Finding patterns that can reduce data without sacrificing information is the key to effective compression. It shows that an algorithm or model is good at spotting patterns when it can correctly guess the next data piece in a series. This links the idea of making good guesses—which is what large language models like GPT-4 do very well—to achieving good compression.

In a research paper entitled “Compression is a part of language modelingResearchers detail their discovery of the DeepMind Large Language Model (LLM), called Chinchilla 70B You can perform Lossless compression Images from the ImageNet The image database is now 43.4 per cent of its original size. PNG Chinchilla algorithm compressed audio samples from the original data by 58.5 percent. Chinchilla audio compresses samples from the LibriSpeech The audio data are only 16.4 per cent of their size. FLAC Compression at 30.3 percent

The lower the numbers, the more compression has taken place. Lossless compression is when no data are lost during the process of compression. It is in stark contrast to JPEG’s lossy compression, which eliminates some data to make the file smaller.
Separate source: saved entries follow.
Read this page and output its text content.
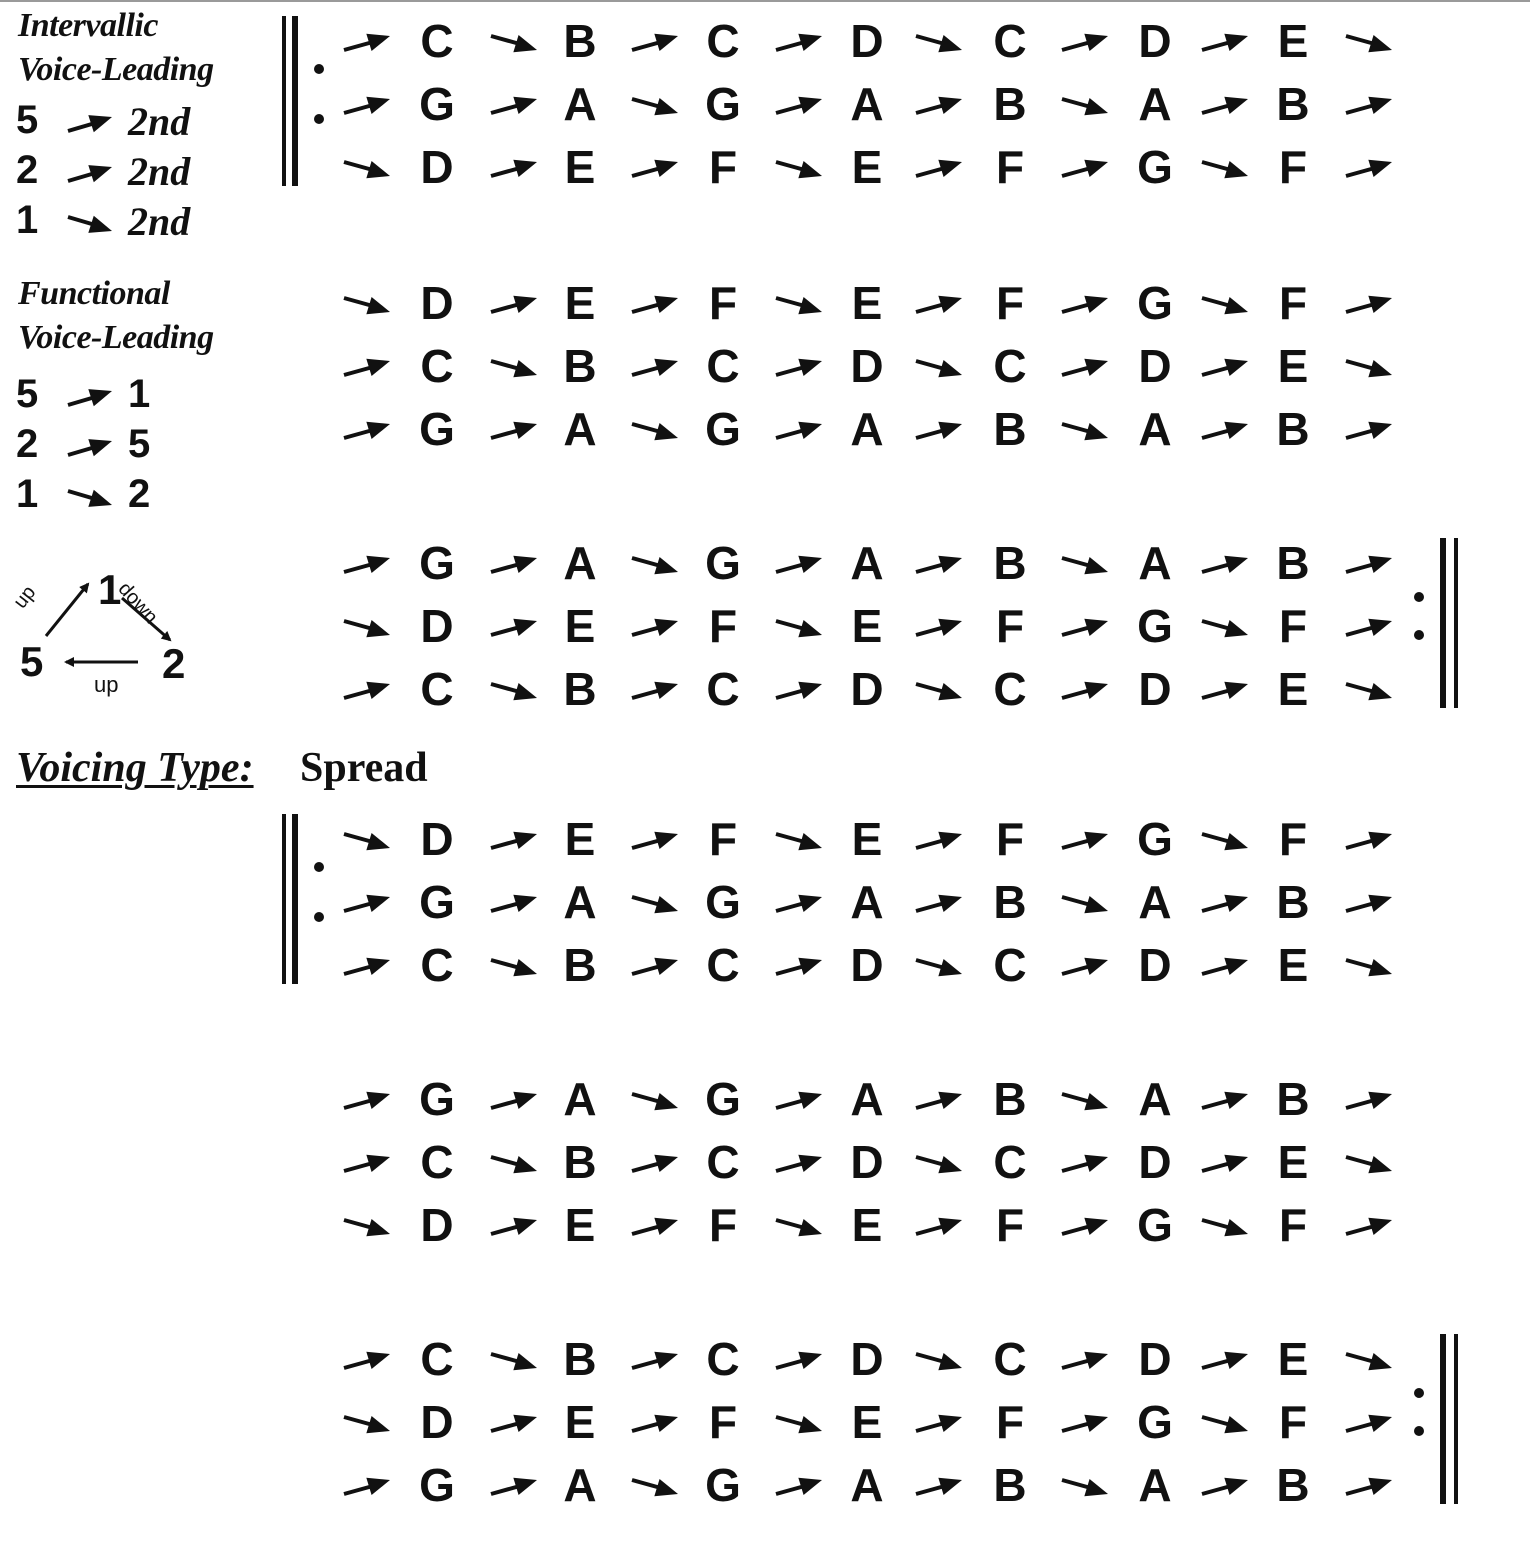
Intervallic
Voice-Leading
5 2nd
2 2nd
1 2nd
Functional
Voice-Leading
5 1
2 5
1 2
1
5	2
up	down
up
Voicing Type: Spread
C B C D C D E
G A G A B A B
D E F E F G F
D E F E F G F
C B C D C D E
G A G A B A B
G A G A B A B
D E F E F G F
C B C D C D E
D E F E F G F
G A G A B A B
C B C D C D E
G A G A B A B
C B C D C D E
D E F E F G F
C B C D C D E
D E F E F G F
G A G A B A B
The study’s findings suggest that although Chinchilla 70B is trained to compress text, the algorithm can also be used for other types of data. It’s often more effective than algorithms created specifically for such tasks. The study’s results suggest that machine learning models can be used to compress data in a variety of ways, not just for text prediction or writing.

A chart of compression test results provided by DeepMind researchers in their paper. The chart illustrates the efficiency of various data compression techniques on different data sets, all initially 1GB in size. It employs a lower-is-better ratio, comparing the compressed size to the original size.
Enlarge / DeepMind researchers provided a chart with the compression test results in their paper. The chart shows the effectiveness of different data compression techniques for data sets that are all 1GB initially. It uses a “lower is better” ratio to compare the compressed size and the original.

DeepMind

In the past 20 years, some computer scientists proposed that the ability compress data efficiently is similar to A form of general intelligence. It is based on the idea that understanding the universe often requires identifying patterns and making meaning of complexity. Good data compression is a good example. A compression algorithm, say proponents, shows that it can understand or represent data by reducing large sets of data to a smaller and more manageable format while still retaining their essential features.

It is important to note that the word “you” means “you”. Hutter Prize It is a good example of how compression can be used to create intelligence. The DeepMind paper was written by Marcus Hutter, an AI researcher and author. The prize The award is given to the person who compresses a set of English texts most efficiently. The underlying assumption is that an efficient compression of text requires understanding the syntactic, semantic and grammatical patterns in language.

So theoretically, if a machine can compress this data extremely well, it might indicate a form of general intelligence—or at least a step in that direction. While not everyone agrees that the Hutter Prize is a sign of general intelligence, this competition shows the overlap between data compression challenges and the goal to create more intelligent systems.

The DeepMind researchers assert that prediction and compression are not mutually exclusive. They claim that if you use a good algorithm for compression, such as GzipYou can use the data it learned from compression to create new original data.

In one section of the paper (Section 3.4), the researchers carried out an experiment to generate new data across different formats—text, image, and audio—by getting gzip and Chinchilla to predict what comes next in a sequence of data after conditioning on a sample. Understandably, gzip didn’t do very well, producing completely nonsensical output—to a human mind, at least. The results show that gzip, while it can be forced to produce data, this data is not very useful. Chinchilla was better at the generative test because it is designed to process language.

An example from the DeepMind paper comparing the generative properties of gzip and Chinchilla on a sample text. gzip's output is unreadable.
Click to Enlarge / This is an example of a DeepMind paper that compares the generative capabilities of Chinchilla with gzip on a text sample. The output of gzip is unreadable.

DeepMind

Although the DeepMind article on AI language models compression hasn’t been peer reviewed, it gives an interesting glimpse into possible new applications for language models. There is ongoing research and debate on the relationship between intelligence and compression, so you’ll see many more papers in the near future.